C++/Java Engine without GC in graphics

bullen · November 20, 2019, 6:51am

How many triangles/bones does your character have?

Mine has 2500/38, I’m not choked on my GPU (1050Ti, I haven’t checked, how does one even check that?) but it runs pretty hot.

Are your bots instanced? If not, they probably should be.

princec · November 20, 2019, 9:04am

Yes, they’re instanced (the terrain of course is not which makes up the vast bulk of the rendering). Can’t remember how many polys there are but they’re properly optimised. I’ve only got a 960.

Cas

bullen · November 20, 2019, 2:04pm

Well, then you are comparing apples and oranges.

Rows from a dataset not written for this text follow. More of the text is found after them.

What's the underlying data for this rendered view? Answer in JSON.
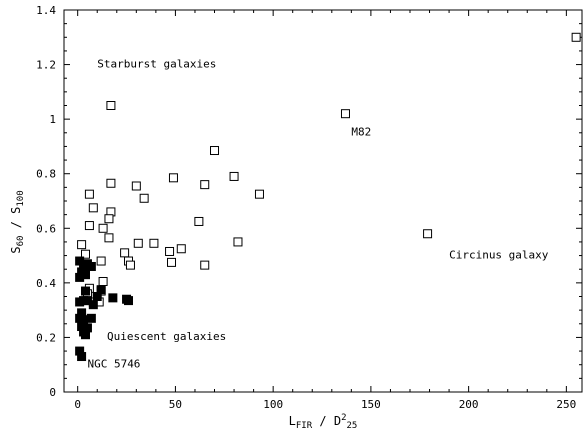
{
  "chart_data": {
    "type": "scatter",
    "title": "",
    "xlabel": {
      "main": "L",
      "sub": "FIR",
      "mid": " / D",
      "sup": "2",
      "sub2": "25"
    },
    "ylabel": {
      "main": "S",
      "sub": "60",
      "mid": " / S",
      "sub2": "100"
    },
    "xlim": [
      -7,
      258
    ],
    "ylim": [
      0,
      1.4
    ],
    "grid": false,
    "x_ticks": [
      0,
      50,
      100,
      150,
      200,
      250
    ],
    "x_tick_labels": [
      "0",
      "50",
      "100",
      "150",
      "200",
      "250"
    ],
    "y_ticks": [
      0,
      0.2,
      0.4,
      0.6,
      0.8,
      1.0,
      1.2,
      1.4
    ],
    "y_tick_labels": [
      "0",
      "0.2",
      "0.4",
      "0.6",
      "0.8",
      "1",
      "1.2",
      "1.4"
    ],
    "annotations": [
      {
        "text": "Starburst galaxies",
        "x": 10,
        "y": 1.19
      },
      {
        "text": "Quiescent galaxies",
        "x": 15,
        "y": 0.19
      },
      {
        "text": "M82",
        "x": 140,
        "y": 0.94
      },
      {
        "text": "Circinus galaxy",
        "x": 190,
        "y": 0.49
      },
      {
        "text": "NGC 5746",
        "x": 5,
        "y": 0.09
      }
    ],
    "series": [
      {
        "marker": "open-square",
        "points": [
          [
            255,
            1.3
          ],
          [
            137,
            1.02
          ],
          [
            17,
            1.05
          ],
          [
            70,
            0.885
          ],
          [
            80,
            0.79
          ],
          [
            49,
            0.785
          ],
          [
            65,
            0.76
          ],
          [
            17,
            0.765
          ],
          [
            30,
            0.755
          ],
          [
            93,
            0.725
          ],
          [
            34,
            0.71
          ],
          [
            6,
            0.725
          ],
          [
            8,
            0.675
          ],
          [
            17,
            0.66
          ],
          [
            16,
            0.635
          ],
          [
            62,
            0.625
          ],
          [
            6,
            0.61
          ],
          [
            13,
            0.6
          ],
          [
            179,
            0.58
          ],
          [
            16,
            0.565
          ],
          [
            82,
            0.55
          ],
          [
            39,
            0.545
          ],
          [
            31,
            0.545
          ],
          [
            53,
            0.525
          ],
          [
            2,
            0.54
          ],
          [
            47,
            0.515
          ],
          [
            24,
            0.51
          ],
          [
            4,
            0.505
          ],
          [
            26,
            0.48
          ],
          [
            27,
            0.465
          ],
          [
            48,
            0.475
          ],
          [
            65,
            0.465
          ],
          [
            12,
            0.48
          ],
          [
            13,
            0.405
          ],
          [
            12,
            0.37
          ],
          [
            6,
            0.38
          ],
          [
            8,
            0.33
          ],
          [
            11,
            0.33
          ],
          [
            5,
            0.36
          ]
        ]
      },
      {
        "marker": "filled-square",
        "points": [
          [
            1,
            0.48
          ],
          [
            3,
            0.46
          ],
          [
            2,
            0.44
          ],
          [
            4,
            0.43
          ],
          [
            5,
            0.47
          ],
          [
            7,
            0.46
          ],
          [
            1,
            0.42
          ],
          [
            4,
            0.37
          ],
          [
            12,
            0.375
          ],
          [
            10,
            0.35
          ],
          [
            18,
            0.345
          ],
          [
            25,
            0.34
          ],
          [
            26,
            0.335
          ],
          [
            1,
            0.33
          ],
          [
            3,
            0.335
          ],
          [
            5,
            0.335
          ],
          [
            8,
            0.32
          ],
          [
            2,
            0.29
          ],
          [
            1,
            0.27
          ],
          [
            3,
            0.265
          ],
          [
            7,
            0.27
          ],
          [
            2,
            0.24
          ],
          [
            5,
            0.235
          ],
          [
            4,
            0.21
          ],
          [
            3,
            0.22
          ],
          [
            1,
            0.15
          ],
          [
            2,
            0.13
          ]
        ]
      }
    ]
  }
}
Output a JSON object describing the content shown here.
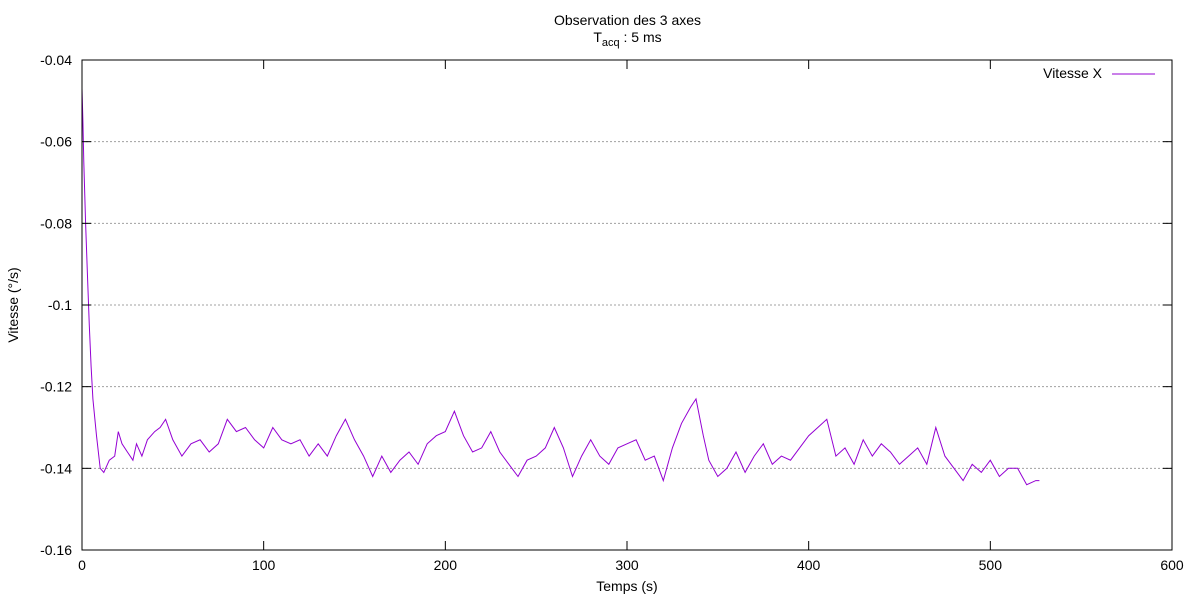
{
  "chart_data": {
    "type": "line",
    "title": "Observation des 3 axes",
    "subtitle_main": "T",
    "subtitle_sub": "acq",
    "subtitle_rest": " : 5 ms",
    "xlabel": "Temps (s)",
    "ylabel": "Vitesse (°/s)",
    "xlim": [
      0,
      600
    ],
    "ylim": [
      -0.16,
      -0.04
    ],
    "xticks": [
      0,
      100,
      200,
      300,
      400,
      500,
      600
    ],
    "yticks": [
      -0.16,
      -0.14,
      -0.12,
      -0.1,
      -0.08,
      -0.06,
      -0.04
    ],
    "ytick_labels": [
      "-0.16",
      "-0.14",
      "-0.12",
      "-0.1",
      "-0.08",
      "-0.06",
      "-0.04"
    ],
    "grid": "horizontal dotted",
    "legend_position": "top-right",
    "series": [
      {
        "name": "Vitesse X",
        "color": "#9400d3",
        "x": [
          0,
          0.5,
          1,
          2,
          3,
          4,
          5,
          6,
          8,
          10,
          12,
          15,
          18,
          20,
          22,
          25,
          28,
          30,
          33,
          36,
          40,
          43,
          46,
          50,
          55,
          60,
          65,
          70,
          75,
          80,
          85,
          90,
          95,
          100,
          105,
          110,
          115,
          120,
          125,
          130,
          135,
          140,
          145,
          150,
          155,
          160,
          165,
          170,
          175,
          180,
          185,
          190,
          195,
          200,
          205,
          210,
          215,
          220,
          225,
          230,
          235,
          240,
          245,
          250,
          255,
          260,
          265,
          270,
          275,
          280,
          285,
          290,
          295,
          300,
          305,
          310,
          315,
          320,
          325,
          330,
          335,
          338,
          342,
          345,
          350,
          355,
          360,
          365,
          370,
          375,
          380,
          385,
          390,
          395,
          400,
          405,
          410,
          415,
          420,
          425,
          430,
          435,
          440,
          445,
          450,
          455,
          460,
          465,
          470,
          475,
          480,
          485,
          490,
          495,
          500,
          505,
          510,
          515,
          520,
          525,
          527
        ],
        "y": [
          -0.047,
          -0.055,
          -0.065,
          -0.08,
          -0.093,
          -0.105,
          -0.115,
          -0.123,
          -0.132,
          -0.14,
          -0.141,
          -0.138,
          -0.137,
          -0.131,
          -0.134,
          -0.136,
          -0.138,
          -0.134,
          -0.137,
          -0.133,
          -0.131,
          -0.13,
          -0.128,
          -0.133,
          -0.137,
          -0.134,
          -0.133,
          -0.136,
          -0.134,
          -0.128,
          -0.131,
          -0.13,
          -0.133,
          -0.135,
          -0.13,
          -0.133,
          -0.134,
          -0.133,
          -0.137,
          -0.134,
          -0.137,
          -0.132,
          -0.128,
          -0.133,
          -0.137,
          -0.142,
          -0.137,
          -0.141,
          -0.138,
          -0.136,
          -0.139,
          -0.134,
          -0.132,
          -0.131,
          -0.126,
          -0.132,
          -0.136,
          -0.135,
          -0.131,
          -0.136,
          -0.139,
          -0.142,
          -0.138,
          -0.137,
          -0.135,
          -0.13,
          -0.135,
          -0.142,
          -0.137,
          -0.133,
          -0.137,
          -0.139,
          -0.135,
          -0.134,
          -0.133,
          -0.138,
          -0.137,
          -0.143,
          -0.135,
          -0.129,
          -0.125,
          -0.123,
          -0.132,
          -0.138,
          -0.142,
          -0.14,
          -0.136,
          -0.141,
          -0.137,
          -0.134,
          -0.139,
          -0.137,
          -0.138,
          -0.135,
          -0.132,
          -0.13,
          -0.128,
          -0.137,
          -0.135,
          -0.139,
          -0.133,
          -0.137,
          -0.134,
          -0.136,
          -0.139,
          -0.137,
          -0.135,
          -0.139,
          -0.13,
          -0.137,
          -0.14,
          -0.143,
          -0.139,
          -0.141,
          -0.138,
          -0.142,
          -0.14,
          -0.14,
          -0.144,
          -0.143,
          -0.143
        ]
      }
    ]
  }
}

My characters are non-instanced: so they can look different, have different animations and be controlled by a separate player in a physical world. Try to make that in Java I can promise you wont be able to run 3000 at 60 FPS.

Instanced stuff is very hard to make interesting for game play since the position is stored in textures on the GPU and interaction with CPU code is hard. It becomes a visual treat who’s effects doesn’t last very long, just like VR.

Though I guess we’ll finally see tomorrow when Valve “unveils” (whatever that means, release in 2022?) their flagship VR title.

Disclaimer: I have DK1, DK2 and Vive; so I really really hope I’m wrong.

princec · November 20, 2019, 5:33pm

But what part of it couldn’t be done in Java exactly? I’ve not generally experienced vastly slower performance in Java than C++ in straightforward compute tasks.

Cas

bullen · November 20, 2019, 5:56pm

Speed, you cannot get the matrix multiplications to perform fast enough.

So you’re wasting electricity and you cannot scale gameplay.

Look at Zelda BotW f.ex. there is never more than 10 animated characters on screen at any single point of the game, that’s because they are only pulling 5W and they are not using my Park engine!

VaTTeRGeR · November 20, 2019, 7:21pm

The main problem of Java IMHO is that when handling composite data you’re mostly bound to using objects, which has a memory and compute overhead, i would love to have something like C-structs in Java.

Just found this here, it explains the problem briefly and offers a solution: https://tehleo.github.io/junion/

Didn’t try it yet but it looks interesting. Why isn’t there already something like this in Hotspot, shouldn’t it be able to recognize when you’re using an object as a stupid data container?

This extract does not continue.